The study, published every Labor Day, hasn't been released in its entirety.
The book's chapter on wealth was released in advance. The analysis is based
on Federal Reserve and other government data.
The excerpt's value is not in telling us what we already know: that wages are
stagnant or shrinking; that the fruits of American workers' increased productivity
have fed corporate profits, to an extent unprecedented in the post-World War
II era; that even as wages fall and benefits such as guaranteed pensions are
discarded as an extravagant "legacy" cost that drags down profits,
corporate chieftains reward themselves with eye-popping pay packages and retirement
benefits.
This concentrated look at concentrated wealth shows that the "ownership
society" of conservative dreams is a silly slogan. It shouldn't
entice a credulous media into pretending that do-it-yourself schemes for financing
such basics as retirement are workable. "It's going to be much tougher
for middle-class families and certainly poor families to do this kind of thing,"

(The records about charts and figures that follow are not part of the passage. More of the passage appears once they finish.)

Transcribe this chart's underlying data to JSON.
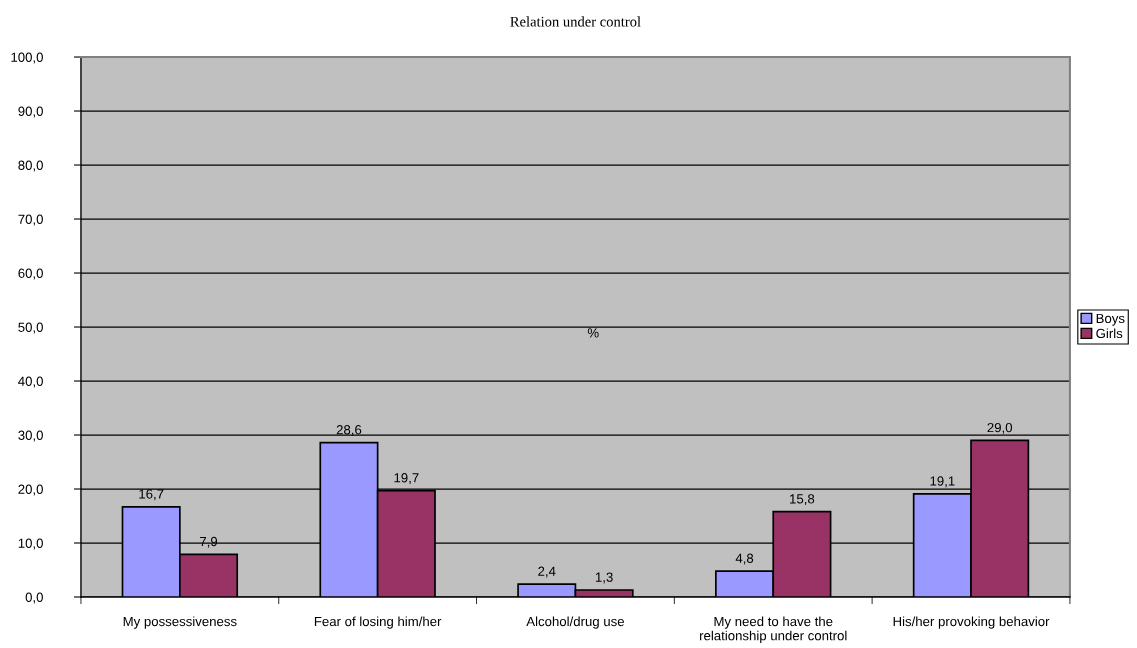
{
  "chart_data": {
    "type": "bar",
    "title": "Relation under control",
    "categories": [
      "My possessiveness",
      "Fear of losing him/her",
      "Alcohol/drug use",
      "My need to have the\nrelationship under control",
      "His/her provoking behavior"
    ],
    "series": [
      {
        "name": "Boys",
        "color": "#9999ff",
        "values": [
          16.7,
          28.6,
          2.4,
          4.8,
          19.1
        ],
        "value_labels": [
          "16,7",
          "28,6",
          "2,4",
          "4,8",
          "19,1"
        ]
      },
      {
        "name": "Girls",
        "color": "#993366",
        "values": [
          7.9,
          19.7,
          1.3,
          15.8,
          29.0
        ],
        "value_labels": [
          "7,9",
          "19,7",
          "1,3",
          "15,8",
          "29,0"
        ]
      }
    ],
    "ylim": [
      0,
      100
    ],
    "yticks": [
      {
        "value": 0,
        "label": "0,0"
      },
      {
        "value": 10,
        "label": "10,0"
      },
      {
        "value": 20,
        "label": "20,0"
      },
      {
        "value": 30,
        "label": "30,0"
      },
      {
        "value": 40,
        "label": "40,0"
      },
      {
        "value": 50,
        "label": "50,0"
      },
      {
        "value": 60,
        "label": "60,0"
      },
      {
        "value": 70,
        "label": "70,0"
      },
      {
        "value": 80,
        "label": "80,0"
      },
      {
        "value": 90,
        "label": "90,0"
      },
      {
        "value": 100,
        "label": "100,0"
      }
    ],
    "annotations": [
      "%"
    ],
    "grid": "y",
    "legend": "right"
  }
}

says Edward N. Wolff, a New York University economics professor who parsed the
numbers. "They don't have too much wealth outside their home."
The selling of the so-called "ownership society" has been the political
conservatives' answer to all that ails middle-class America. Lost your health
insurance? No matter. If you "own" your own health savings account,
you'll control what you spend on medical care — and get to keep whatever's
left over at year's end. Company cut out your pension? Retirement riches can
be yours with a 401(k) savings account, or an alphabet soup of other tax-preferred
retirement accounts.
Who needs company benefits — or more to the point, government programs
— when you can have a savings account and a tax break to shelter the profits?
Right-leaning think tanks and the politicians in league with them convinced
themselves that mutual-fund mania had such a hold on the American imagination
that average people were ready to give up the guarantee of Social Security benefits
for glowing stock market returns. The public recoiled: It's awfully hard to
imagine living off stock market returns when you don't own any stock.
You can round up the usual suspects to explain the scary level of inequality
that's a hallmark of our new gilded age. Blame the long-term decline of manufacturing
and unions, a global labor market that depresses wages, and technological advances
that drive up economic growth but drive down the pay of those who are displaced.
What's obvious is that government shouldn't make things worse by, say, enacting
tax cuts on investment income — a hallmark of the Bush administration's
tax policy. And it shouldn't keep trying to hoodwink people into believing that
what's good for the "investor class" is good for the middle class.
They aren't the same. And their bank statements prove it.